I know there is a saying that goes something like this: "Once is a mistake, twice is stupidity." So I’m a bit embarrassed to admit this.
Twice this week, not once, I went to an ATM to take out money—only I forgot to get the money. I walked away believing I had completed a task only to discover later when I opened my wallet that it was bare. Somebody walking past the ATM must have thought it was their lucky day.
The first time I did it, I forgave myself. The second time, I beat myself up. I wondered if I have some early onset neurological disorder. I got angry at myself; I was disappointed and embarrassed. I may sometimes find the TV remote control challenging (much to the eye roll of my kids when I try to use voice activation), but I do know how an ATM machine works.
After thinking about my odd behavior, I realized I’m forever in a state of multitasking, withdrawing money while working out if we need milk, do I have time to walk the dog before work, did I wash that shirt, and what exactly did that email mean? I’ve stopped single tasking. I’ve stopped being present, being mindful of the moment.
Being mindful doesn’t need to be reserved for sunsets, strolls through rose gardens and, I don’t know, chanting on a rock. Being mindful and present helps you get through the mundane stuff too—without messing it up.
It was the kick in the pants I needed. It’s time to change a few bad habits I’ve fallen into. I’m lucky it was money that gave me a shove rather than something where the consequences were much more permanent and traumatic.

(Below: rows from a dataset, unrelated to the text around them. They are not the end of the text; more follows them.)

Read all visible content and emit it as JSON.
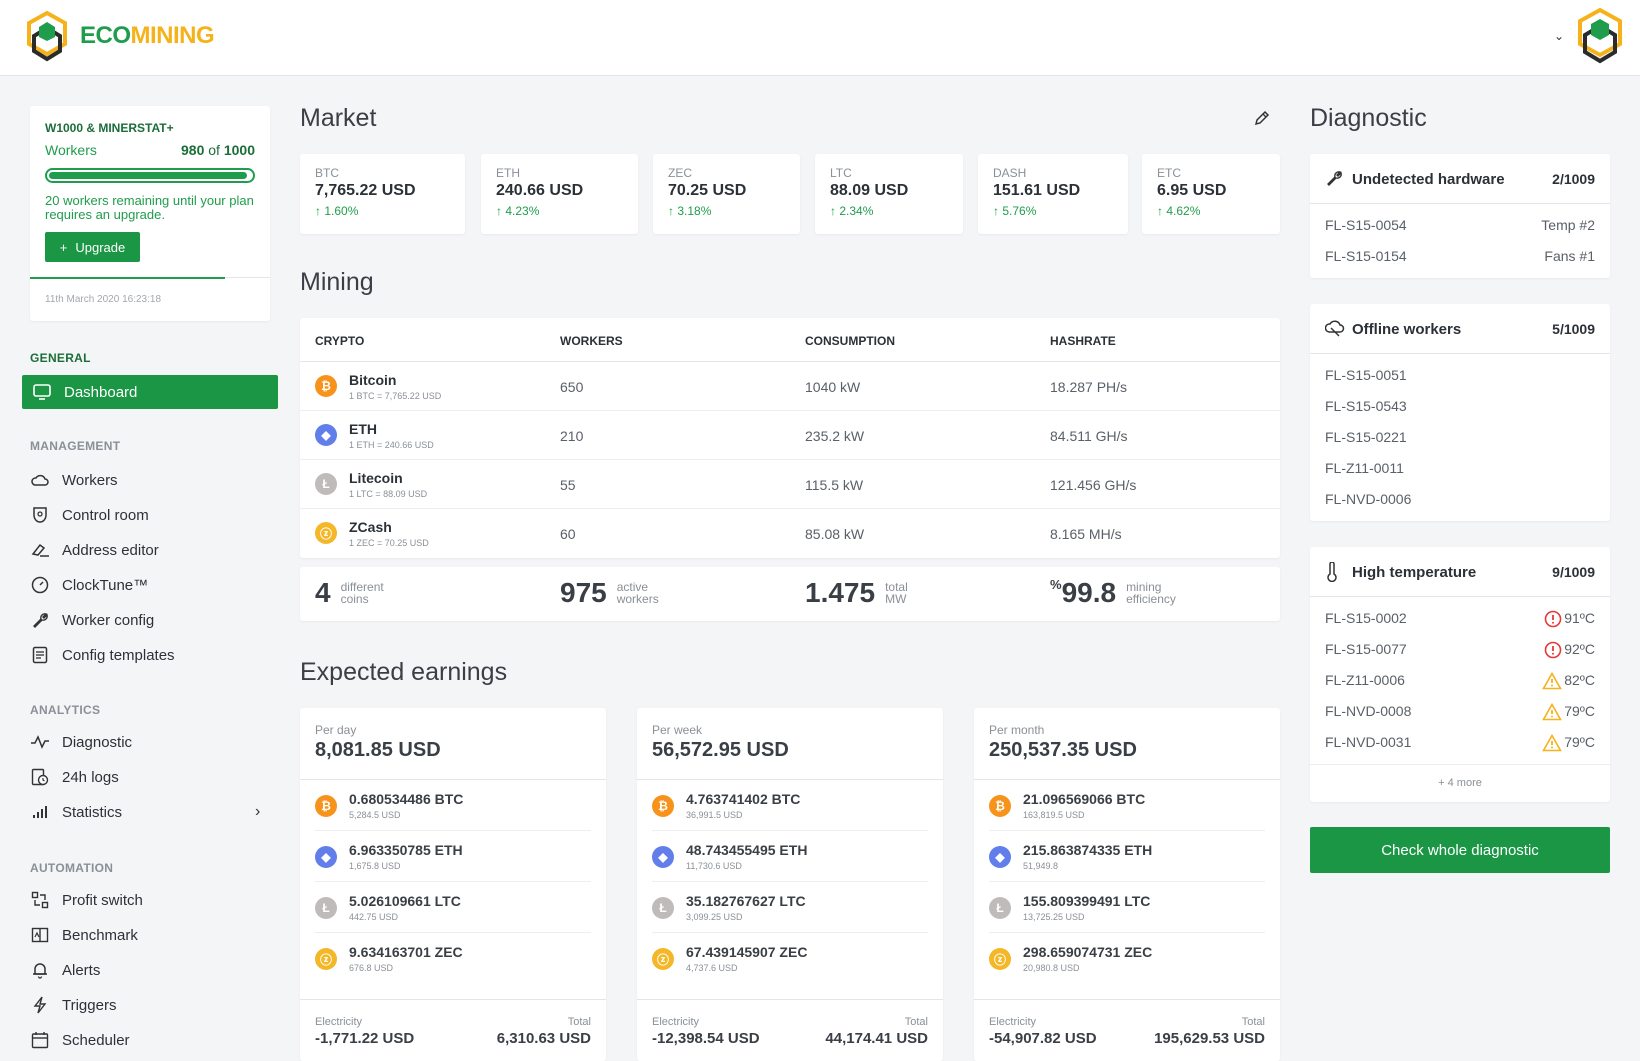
{
  "brand": {
    "eco": "ECO",
    "mining": "MINING"
  },
  "plan": {
    "name": "W1000 & MINERSTAT+",
    "workers_label": "Workers",
    "workers_used": "980",
    "workers_of": " of ",
    "workers_total": "1000",
    "usage_fraction": 0.98,
    "note": "20 workers remaining until your plan requires an upgrade.",
    "upgrade_label": "Upgrade",
    "date": "11th March 2020 16:23:18"
  },
  "nav": {
    "general": "GENERAL",
    "dashboard": "Dashboard",
    "management": "MANAGEMENT",
    "workers": "Workers",
    "control_room": "Control room",
    "address_editor": "Address editor",
    "clocktune": "ClockTune™",
    "worker_config": "Worker config",
    "config_templates": "Config templates",
    "analytics": "ANALYTICS",
    "diagnostic": "Diagnostic",
    "logs": "24h logs",
    "statistics": "Statistics",
    "automation": "AUTOMATION",
    "profit_switch": "Profit switch",
    "benchmark": "Benchmark",
    "alerts": "Alerts",
    "triggers": "Triggers",
    "scheduler": "Scheduler"
  },
  "market": {
    "title": "Market",
    "cards": [
      {
        "sym": "BTC",
        "price": "7,765.22 USD",
        "change": "↑ 1.60%"
      },
      {
        "sym": "ETH",
        "price": "240.66 USD",
        "change": "↑ 4.23%"
      },
      {
        "sym": "ZEC",
        "price": "70.25 USD",
        "change": "↑ 3.18%"
      },
      {
        "sym": "LTC",
        "price": "88.09 USD",
        "change": "↑ 2.34%"
      },
      {
        "sym": "DASH",
        "price": "151.61 USD",
        "change": "↑ 5.76%"
      },
      {
        "sym": "ETC",
        "price": "6.95 USD",
        "change": "↑ 4.62%"
      }
    ]
  },
  "mining": {
    "title": "Mining",
    "headers": {
      "crypto": "CRYPTO",
      "workers": "WORKERS",
      "consumption": "CONSUMPTION",
      "hashrate": "HASHRATE"
    },
    "rows": [
      {
        "name": "Bitcoin",
        "rate": "1 BTC = 7,765.22 USD",
        "workers": "650",
        "consumption": "1040 kW",
        "hashrate": "18.287 PH/s"
      },
      {
        "name": "ETH",
        "rate": "1 ETH = 240.66 USD",
        "workers": "210",
        "consumption": "235.2 kW",
        "hashrate": "84.511 GH/s"
      },
      {
        "name": "Litecoin",
        "rate": "1 LTC = 88.09 USD",
        "workers": "55",
        "consumption": "115.5 kW",
        "hashrate": "121.456 GH/s"
      },
      {
        "name": "ZCash",
        "rate": "1 ZEC = 70.25 USD",
        "workers": "60",
        "consumption": "85.08 kW",
        "hashrate": "8.165 MH/s"
      }
    ],
    "summary": {
      "coins": "4",
      "coins_l1": "different",
      "coins_l2": "coins",
      "workers": "975",
      "workers_l1": "active",
      "workers_l2": "workers",
      "mw": "1.475",
      "mw_l1": "total",
      "mw_l2": "MW",
      "eff_pct": "%",
      "eff": "99.8",
      "eff_l1": "mining",
      "eff_l2": "efficiency"
    }
  },
  "earnings": {
    "title": "Expected earnings",
    "electricity_label": "Electricity",
    "total_label": "Total",
    "cards": [
      {
        "period": "Per day",
        "total": "8,081.85 USD",
        "rows": [
          {
            "amt": "0.680534486 BTC",
            "usd": "5,284.5 USD"
          },
          {
            "amt": "6.963350785 ETH",
            "usd": "1,675.8 USD"
          },
          {
            "amt": "5.026109661 LTC",
            "usd": "442.75 USD"
          },
          {
            "amt": "9.634163701 ZEC",
            "usd": "676.8 USD"
          }
        ],
        "electricity": "-1,771.22 USD",
        "net": "6,310.63 USD"
      },
      {
        "period": "Per week",
        "total": "56,572.95 USD",
        "rows": [
          {
            "amt": "4.763741402 BTC",
            "usd": "36,991.5 USD"
          },
          {
            "amt": "48.743455495 ETH",
            "usd": "11,730.6 USD"
          },
          {
            "amt": "35.182767627 LTC",
            "usd": "3,099.25 USD"
          },
          {
            "amt": "67.439145907 ZEC",
            "usd": "4,737.6 USD"
          }
        ],
        "electricity": "-12,398.54 USD",
        "net": "44,174.41 USD"
      },
      {
        "period": "Per month",
        "total": "250,537.35 USD",
        "rows": [
          {
            "amt": "21.096569066 BTC",
            "usd": "163,819.5 USD"
          },
          {
            "amt": "215.863874335 ETH",
            "usd": "51,949.8"
          },
          {
            "amt": "155.809399491 LTC",
            "usd": "13,725.25 USD"
          },
          {
            "amt": "298.659074731 ZEC",
            "usd": "20,980.8 USD"
          }
        ],
        "electricity": "-54,907.82 USD",
        "net": "195,629.53 USD"
      }
    ]
  },
  "diagnostic": {
    "title": "Diagnostic",
    "undetected": {
      "title": "Undetected hardware",
      "count": "2/1009",
      "rows": [
        {
          "id": "FL-S15-0054",
          "issue": "Temp #2"
        },
        {
          "id": "FL-S15-0154",
          "issue": "Fans #1"
        }
      ]
    },
    "offline": {
      "title": "Offline workers",
      "count": "5/1009",
      "rows": [
        "FL-S15-0051",
        "FL-S15-0543",
        "FL-S15-0221",
        "FL-Z11-0011",
        "FL-NVD-0006"
      ]
    },
    "temp": {
      "title": "High temperature",
      "count": "9/1009",
      "rows": [
        {
          "id": "FL-S15-0002",
          "temp": "91ºC",
          "level": "critical"
        },
        {
          "id": "FL-S15-0077",
          "temp": "92ºC",
          "level": "critical"
        },
        {
          "id": "FL-Z11-0006",
          "temp": "82ºC",
          "level": "warning"
        },
        {
          "id": "FL-NVD-0008",
          "temp": "79ºC",
          "level": "warning"
        },
        {
          "id": "FL-NVD-0031",
          "temp": "79ºC",
          "level": "warning"
        }
      ],
      "more": "+ 4 more"
    },
    "check_label": "Check whole diagnostic"
  },
  "colors": {
    "accent": "#1a9645",
    "btc": "#f7931a",
    "eth": "#627eea",
    "ltc": "#bfbbbb",
    "zec": "#f4b728",
    "critical": "#e53935",
    "warning": "#f5b21b"
  }
}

I’m trying to make myself stay on task and then move to the next one. I’ve downloaded a mindfulness app (I swear I'll use it soon).
When I’m talking to my kids or friends, I’m trying to really listen to what they are saying—in that moment. Sounds pretty obvious, but I need to refresh my listening skills.
I know so many people do this but I’m also joining the digital detox club—as a casual member. When I get home from work, I’m leaving my phone in a different room from whatever room I am in—it distracts me.
My husband was lovely when I told him about my ATM walk aways. I did lay on my fear of having some medical issue pretty thick though, to deflect from money literally being lost.
"You don’t need to see a doctor," he said.
"Just slow down and take the money out, and next time, give me a call and I’ll talk you through how an ATM works."
May you all know how to use an ATM properly, and if you don’t, give me a call and I’ll talk you through it too.